SAMPIT – Bupati Kotawaringin Timur (Kotim) Halikinnor meminta Dinas Pendidikan untuk menginventarisasi seluruh bangunan satuan pendidikan (sekolah) yang rusak dan perlu rehab agar bisa diusulkan masuk dalam program perbaikan menggunakan dana APBD.
”Saya sudah minta Disdik untuk menginvetarisir seluruh bangunan sekolah di Kotim yang rusak parah. Misalnya, toiletnya, ruang kelasnya, termasuk rumah dinas guru yang rusak didata agar bisa diketahui anggaran yang dibutuhkan untuk perbaikan,” kata Halikinnor, baru-baru ini.
Halikin mengatakan, Pemkab Kotim akan lebih memprioritaskan sarana dan prasarana pendidikan dan kesehatan. ”Pendidikan dan kesehatan ini akan lebih saya perhatikan untuk dibenahi,” ujarnya.

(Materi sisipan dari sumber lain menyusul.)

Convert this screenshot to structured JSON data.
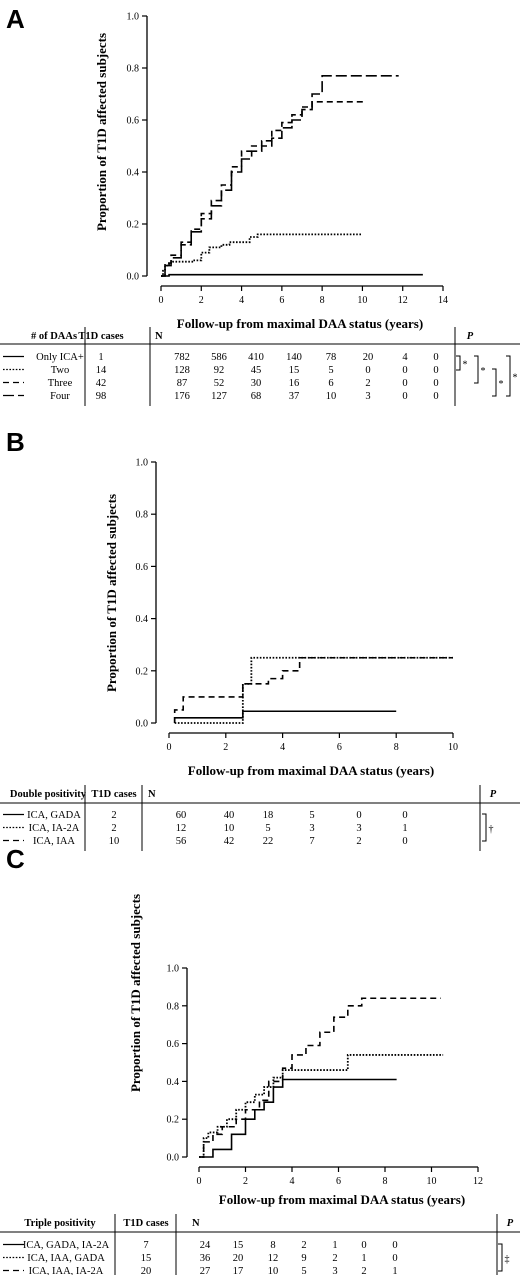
{
  "chart_data": [
    {
      "panel": "A",
      "type": "line",
      "xlabel": "Follow-up from maximal DAA status (years)",
      "ylabel": "Proportion of T1D affected subjects",
      "xlim": [
        0,
        14
      ],
      "ylim": [
        0,
        1.0
      ],
      "xticks": [
        "0",
        "2",
        "4",
        "6",
        "8",
        "10",
        "12",
        "14"
      ],
      "yticks": [
        "0.0",
        "0.2",
        "0.4",
        "0.6",
        "0.8",
        "1.0"
      ],
      "series": [
        {
          "name": "Only ICA+",
          "style": "solid",
          "x": [
            0,
            0.4,
            13
          ],
          "y": [
            0,
            0.005,
            0.005
          ]
        },
        {
          "name": "Two",
          "style": "dotted",
          "x": [
            0,
            0.1,
            0.2,
            0.4,
            0.6,
            1.6,
            2.0,
            2.4,
            3.0,
            3.4,
            4.4,
            4.8,
            10.0
          ],
          "y": [
            0,
            0.02,
            0.04,
            0.05,
            0.055,
            0.06,
            0.09,
            0.11,
            0.12,
            0.13,
            0.15,
            0.16,
            0.16
          ]
        },
        {
          "name": "Three",
          "style": "dashed",
          "x": [
            0,
            0.2,
            0.5,
            1,
            1.5,
            2,
            2.5,
            3,
            3.5,
            4,
            4.5,
            5,
            5.5,
            6,
            6.5,
            7,
            7.5,
            8,
            8.5,
            10.2
          ],
          "y": [
            0,
            0.05,
            0.08,
            0.13,
            0.18,
            0.24,
            0.29,
            0.35,
            0.42,
            0.48,
            0.5,
            0.52,
            0.56,
            0.59,
            0.62,
            0.65,
            0.67,
            0.67,
            0.67,
            0.67
          ]
        },
        {
          "name": "Four",
          "style": "long-dash",
          "x": [
            0,
            0.2,
            0.5,
            1,
            1.5,
            2,
            2.5,
            3,
            3.5,
            4,
            4.5,
            5,
            5.5,
            6,
            6.5,
            7,
            7.5,
            8,
            8.5,
            11.8
          ],
          "y": [
            0,
            0.04,
            0.07,
            0.12,
            0.17,
            0.22,
            0.27,
            0.33,
            0.4,
            0.45,
            0.48,
            0.5,
            0.53,
            0.57,
            0.6,
            0.64,
            0.7,
            0.77,
            0.77,
            0.77
          ]
        }
      ],
      "table": {
        "headers": [
          "# of DAAs",
          "T1D cases",
          "N",
          "P"
        ],
        "rows": [
          {
            "label": "Only ICA+",
            "cases": "1",
            "n": [
              "782",
              "586",
              "410",
              "140",
              "78",
              "20",
              "4",
              "0"
            ]
          },
          {
            "label": "Two",
            "cases": "14",
            "n": [
              "128",
              "92",
              "45",
              "15",
              "5",
              "0",
              "0",
              "0"
            ]
          },
          {
            "label": "Three",
            "cases": "42",
            "n": [
              "87",
              "52",
              "30",
              "16",
              "6",
              "2",
              "0",
              "0"
            ]
          },
          {
            "label": "Four",
            "cases": "98",
            "n": [
              "176",
              "127",
              "68",
              "37",
              "10",
              "3",
              "0",
              "0"
            ]
          }
        ],
        "symbols": [
          "*",
          "*",
          "*",
          "*"
        ]
      }
    },
    {
      "panel": "B",
      "type": "line",
      "xlabel": "Follow-up from maximal DAA status (years)",
      "ylabel": "Proportion of T1D affected subjects",
      "xlim": [
        0,
        10
      ],
      "ylim": [
        0,
        1.0
      ],
      "xticks": [
        "0",
        "2",
        "4",
        "6",
        "8",
        "10"
      ],
      "yticks": [
        "0.0",
        "0.2",
        "0.4",
        "0.6",
        "0.8",
        "1.0"
      ],
      "series": [
        {
          "name": "ICA, GADA",
          "style": "solid",
          "x": [
            0.2,
            0.2,
            2.6,
            2.6,
            8
          ],
          "y": [
            0,
            0.02,
            0.02,
            0.045,
            0.045
          ]
        },
        {
          "name": "ICA, IA-2A",
          "style": "dotted",
          "x": [
            0.2,
            2.6,
            2.6,
            2.9,
            2.9,
            10
          ],
          "y": [
            0,
            0,
            0.15,
            0.15,
            0.25,
            0.25
          ]
        },
        {
          "name": "ICA, IAA",
          "style": "dashed",
          "x": [
            0.2,
            0.2,
            0.5,
            0.5,
            2.6,
            2.6,
            3.5,
            3.5,
            4.0,
            4.0,
            4.6,
            4.6,
            10
          ],
          "y": [
            0,
            0.05,
            0.05,
            0.1,
            0.1,
            0.15,
            0.15,
            0.17,
            0.17,
            0.2,
            0.2,
            0.25,
            0.25
          ]
        }
      ],
      "table": {
        "headers": [
          "Double positivity",
          "T1D cases",
          "N",
          "P"
        ],
        "rows": [
          {
            "label": "ICA, GADA",
            "cases": "2",
            "n": [
              "60",
              "40",
              "18",
              "5",
              "0",
              "0"
            ]
          },
          {
            "label": "ICA, IA-2A",
            "cases": "2",
            "n": [
              "12",
              "10",
              "5",
              "3",
              "3",
              "1"
            ]
          },
          {
            "label": "ICA, IAA",
            "cases": "10",
            "n": [
              "56",
              "42",
              "22",
              "7",
              "2",
              "0"
            ]
          }
        ],
        "symbols": [
          "†"
        ]
      }
    },
    {
      "panel": "C",
      "type": "line",
      "xlabel": "Follow-up from maximal DAA status (years)",
      "ylabel": "Proportion of T1D affected subjects",
      "xlim": [
        0,
        12
      ],
      "ylim": [
        0,
        1.0
      ],
      "xticks": [
        "0",
        "2",
        "4",
        "6",
        "8",
        "10",
        "12"
      ],
      "yticks": [
        "0.0",
        "0.2",
        "0.4",
        "0.6",
        "0.8",
        "1.0"
      ],
      "series": [
        {
          "name": "ICA, GADA, IA-2A",
          "style": "solid",
          "x": [
            0,
            0.6,
            1.4,
            2.0,
            2.4,
            2.8,
            3.2,
            3.6,
            8.5
          ],
          "y": [
            0,
            0.04,
            0.12,
            0.2,
            0.25,
            0.29,
            0.37,
            0.41,
            0.41
          ]
        },
        {
          "name": "ICA, IAA, GADA",
          "style": "dotted",
          "x": [
            0,
            0.2,
            0.4,
            0.8,
            1.2,
            1.6,
            2.0,
            2.4,
            2.8,
            3.2,
            3.6,
            6.4,
            10.5
          ],
          "y": [
            0,
            0.1,
            0.13,
            0.16,
            0.2,
            0.25,
            0.29,
            0.33,
            0.37,
            0.42,
            0.46,
            0.54,
            0.54
          ]
        },
        {
          "name": "ICA, IAA, IA-2A",
          "style": "dashed",
          "x": [
            0,
            0.2,
            0.6,
            1.0,
            1.6,
            2.0,
            2.6,
            3.0,
            3.6,
            4.0,
            4.6,
            5.2,
            5.8,
            6.4,
            7.0,
            10.4
          ],
          "y": [
            0,
            0.08,
            0.12,
            0.16,
            0.2,
            0.25,
            0.3,
            0.4,
            0.47,
            0.54,
            0.59,
            0.66,
            0.74,
            0.8,
            0.84,
            0.84
          ]
        }
      ],
      "table": {
        "headers": [
          "Triple positivity",
          "T1D cases",
          "N",
          "P"
        ],
        "rows": [
          {
            "label": "ICA, GADA, IA-2A",
            "cases": "7",
            "n": [
              "24",
              "15",
              "8",
              "2",
              "1",
              "0",
              "0"
            ]
          },
          {
            "label": "ICA, IAA, GADA",
            "cases": "15",
            "n": [
              "36",
              "20",
              "12",
              "9",
              "2",
              "1",
              "0"
            ]
          },
          {
            "label": "ICA, IAA, IA-2A",
            "cases": "20",
            "n": [
              "27",
              "17",
              "10",
              "5",
              "3",
              "2",
              "1"
            ]
          }
        ],
        "symbols": [
          "‡"
        ]
      }
    }
  ]
}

Kepala Disdik Kotim Suparmadi mengatakan, pihaknya masih melakukan inventarisasi dengan mendata semua barang-barang di satuan pendidikan milik pemerintah daerah. Mulai dari sarana dan prasarana serta tenaga guru yang sudah rusak dan perlu perbaikan.
”Sudah kami lakukan inventarisasi. Sampai sekarang masih berproses. Pendataan itu disinkronkan dengan data real di data pokok pendidikan (dapodik). Operator kami yang menganalisis kebutuhan sekolah dengan mengklasifikasikannya dalam beberapa kategori keruasakan berat, sedang, hingga ringan,” kata Suparmadi, Kamis (21/10).
Data tersebut akan dipilah. Sekolah yang masuk skala prioritas akan diusulkan melalui kegiatan musyawarah rencana pembangunan (musrenbang). ”Mana saja satuan pendidikan di Kotim yang kondisinya rusak berat dan sedang, akan diusulkan masuk skala prioritas. Misalkan, rehab bangunan ruang kelas, toilet, mebel, rumah dinas guru dan sarana prasarana lainnya yang kondisinya rusak, menjadi sasaran pemerintah untuk dilakukan perbaikan dengan melihat kemampuan keuangan daerah,” ujarnya.
Sarana pendidikan di Kotim untuk taman kanak-kanak tercatat sebanyak 306 unit, SD 268 unit, dan SMP sebanyak 108 unit. Suparmadi menambahkan, perbaikan sarana dan prasarana di satuan pendidikan tak hanya mengandalkan APBD dan APBN. Namun, diperlukan peran swasta untuk membantu melalui dana Corporate Social Responsibility (CSR).
”Keterlibatan dengan pihak perusahaan juga sangat diperlukan, khususnya dalam meningkatkan sarana pendidikan dan kesehatan,” ujarnya.
Salah satu bangunan yang perlu perhatian, yakni SDN 4 Mentaya Seberang di Jalan Lingkungan Raya, Desa Seragam Jaya, Kecamatan Seranau, Kabupaten Kotawaringin Timur (Kotim). Bangunan berkontruksi kayu yang rusak parah itu difungsikan sebagai ruang perpustakaan.
Camat MB Ketapang Eddy Hidayat Setiadi yang sebelumnya menjabat sebagai Camat Seranau mengatakan, bangunan perpustakaan itu sudah mengalami kerusakan sekitar setengah tahun terakhir. Atap bangunan tertiup angin kencang, lantai bangunan sudah ditumbuhi rumput dengan tanah gambut, karena sudah sekian lama tak difungsikan.
”Bangunan itu dulunya difungsikan sebagai perpustakaan, sekarang sudah tidak digunakan lagi. Untuk sementara perpustakaan dipindahkan ke ruangan lain,” kata Eddy.
Eddy menuturkan, sebelumnya pihak sekolah sudah pernah mengusulkan ke musrenbang dan disampaikan ke Disdik Kotim. Namun, hingga kini bangunan itu belum diperbaiki, bahkan nyaris ambruk dan tidak layak difungsikan sebagai ruang perpustakaan.
”Sebenarnya pihak desa sudah mau memperbaiki, tetapi tidak bisa menggunakan dana desa, karena itu aset milik Disdik Kotim. Tidak hanya SDN 4 Mentaya Seberang, SDN yang lain juga pernah mengusulkan untuk perbaikan bangunan dan usulan mebeler, namun sampai saya pindah tugas belum ada perubahan,” ujarnya.